L’Europe attendue en baisse pour la dernière séance de 2021
PARIS (Reuters) – Les Bourses européennes ouvertes ce vendredi pour la dernière séance de 2021 sont attendues en baisse dans le sillage de Wall Street, au terme d’une année favorable aux actions mondiales en dépit de la pandémie de COVID-19.
D’après les premières indications disponibles, le CAC 40 parisien pourrait perdre 0,42% à l’ouverture et le FTSE à Londres reculerait de 0,39%.
Les marchés allemands entre autres resteront fermés, la Bourse de Londres fermera ses portes à 12h30 GMT et ceux d’Euronext à 13h05 GMT.
Les places européennes devraient finir l’année 2021 sur des performances positives: le CAC 40 affiche pour le moment une hausse de 29,2%, le Footsie de 14,6%, l’indice européen Stoxx 600 de 22,5% tandis que le Dax à Francfort a pris 15,8%.
Les investisseurs sont confiants dans les perspectives économiques en espérant que l’explosion des cas de COVID-19 au niveau mondial ne provoquera pas de nouveau confinement généralisé, sous l’effet de la vaccination et d’un variant Omicron du coronavirus, certes très contagieux mais moins dangereux que les autres souches d’après plusieurs études.
L’année 2022 qui se profile pourrait ne pas être aussi favorable aux actions alors que bon nombre de banques centrales, celle des Etats-Unis en tête, devrait réduire leurs mesures de soutien à l’économie dans un contexte de forte inflation.
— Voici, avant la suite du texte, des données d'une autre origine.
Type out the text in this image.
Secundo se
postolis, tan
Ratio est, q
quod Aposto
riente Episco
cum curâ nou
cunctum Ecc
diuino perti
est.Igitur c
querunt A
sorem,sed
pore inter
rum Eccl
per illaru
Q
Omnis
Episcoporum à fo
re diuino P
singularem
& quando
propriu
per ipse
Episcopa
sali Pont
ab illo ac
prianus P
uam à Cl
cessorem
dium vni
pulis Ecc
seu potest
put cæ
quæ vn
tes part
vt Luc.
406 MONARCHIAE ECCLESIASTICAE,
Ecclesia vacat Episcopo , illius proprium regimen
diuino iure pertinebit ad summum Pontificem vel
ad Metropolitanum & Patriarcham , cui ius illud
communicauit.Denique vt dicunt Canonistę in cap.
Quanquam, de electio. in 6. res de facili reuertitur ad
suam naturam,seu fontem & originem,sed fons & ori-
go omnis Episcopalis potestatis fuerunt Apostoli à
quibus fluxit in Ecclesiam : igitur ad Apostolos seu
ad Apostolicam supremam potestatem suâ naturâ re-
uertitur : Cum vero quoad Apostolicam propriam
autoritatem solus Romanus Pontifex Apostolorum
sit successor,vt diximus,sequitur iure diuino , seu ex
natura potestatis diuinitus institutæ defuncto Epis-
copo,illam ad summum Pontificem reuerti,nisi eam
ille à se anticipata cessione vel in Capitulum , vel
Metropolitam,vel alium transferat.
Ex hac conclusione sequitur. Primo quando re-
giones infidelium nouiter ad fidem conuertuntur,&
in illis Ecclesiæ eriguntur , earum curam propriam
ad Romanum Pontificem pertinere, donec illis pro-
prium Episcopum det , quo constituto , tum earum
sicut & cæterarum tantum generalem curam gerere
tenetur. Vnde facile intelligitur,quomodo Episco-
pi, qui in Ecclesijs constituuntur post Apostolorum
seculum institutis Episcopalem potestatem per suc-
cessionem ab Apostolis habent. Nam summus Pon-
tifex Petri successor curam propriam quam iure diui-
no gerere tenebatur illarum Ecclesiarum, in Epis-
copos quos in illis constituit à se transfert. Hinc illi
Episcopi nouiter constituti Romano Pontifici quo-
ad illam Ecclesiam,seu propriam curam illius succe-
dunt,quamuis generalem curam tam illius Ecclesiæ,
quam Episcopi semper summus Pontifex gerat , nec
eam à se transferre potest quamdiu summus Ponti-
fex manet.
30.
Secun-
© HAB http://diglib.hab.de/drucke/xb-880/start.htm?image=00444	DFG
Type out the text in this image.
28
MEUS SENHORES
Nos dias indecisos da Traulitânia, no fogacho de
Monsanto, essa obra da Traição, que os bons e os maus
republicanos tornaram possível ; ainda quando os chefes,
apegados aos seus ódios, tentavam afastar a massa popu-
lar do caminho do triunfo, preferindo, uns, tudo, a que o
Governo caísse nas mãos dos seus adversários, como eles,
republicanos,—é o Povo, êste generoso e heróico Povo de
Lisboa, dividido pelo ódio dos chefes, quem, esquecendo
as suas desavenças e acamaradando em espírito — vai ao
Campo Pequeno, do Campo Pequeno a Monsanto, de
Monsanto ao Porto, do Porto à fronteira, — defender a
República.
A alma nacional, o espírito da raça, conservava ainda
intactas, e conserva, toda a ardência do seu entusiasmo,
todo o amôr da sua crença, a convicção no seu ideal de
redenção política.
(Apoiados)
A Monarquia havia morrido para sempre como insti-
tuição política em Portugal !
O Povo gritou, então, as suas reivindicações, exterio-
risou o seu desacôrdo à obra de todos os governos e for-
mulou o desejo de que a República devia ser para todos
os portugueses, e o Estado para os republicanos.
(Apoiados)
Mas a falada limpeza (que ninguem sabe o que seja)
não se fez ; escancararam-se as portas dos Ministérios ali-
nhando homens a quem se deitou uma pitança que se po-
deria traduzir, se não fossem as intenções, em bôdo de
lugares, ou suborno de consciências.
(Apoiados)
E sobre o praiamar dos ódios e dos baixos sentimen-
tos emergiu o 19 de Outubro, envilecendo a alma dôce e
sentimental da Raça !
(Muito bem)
Les goulets d’étranglement sur les chaînes d’approvisionnement, les bénéfices des entreprises, la suite de la pandémie ou encore les élections de mi-mandat aux Etats-Unis sont autant de thèmes qui focaliseront l’attention des investisseurs l’an prochain.
A WALL STREET
La Bourse de New York a fini en baisse jeudi, le S&P-500 et le Dow Jones ayant atteint des plus hauts avant de basculer dans le rouge, alors que des données ont indiqué un recul surprise des inscriptions au chômage aux Etats-Unis laissant suggérer que le variant Omicron du coronavirus n’a pour le moment pas ralenti l’économie.
L’indice Dow Jones a cédé 0,25% à 36.398,08 points après un pic à 36.679,44, le S&P-500 a perdu 0,30% à 4.778,73 points après un plus haut à 4.808,93 et le Nasdaq Composite a reculé de 0,16% à 15.741,56 points.
En dépit de leur recul jeudi, les principaux indices de Wall Street devraient boucler 2021 avec une forte hausse sur un an. Le S&P-500 devrait ainsi avoir progressé de plus de 27%, le Nasdaq d’environ 23% et le Dow Jones de près de 20%.
Les contrats à terme indiquent un repli à l’ouverture de l’ordre de 0,2%.
EN ASIE
La Bourse de Tokyo est quant à elle restée fermée. L’indice Nikkei a clôturé 2021 sur un gain de 4,9%, sous l’effet des mesures de relance budgétaire et monétaire et de l’optimisme quant à la reprise post-pandémie.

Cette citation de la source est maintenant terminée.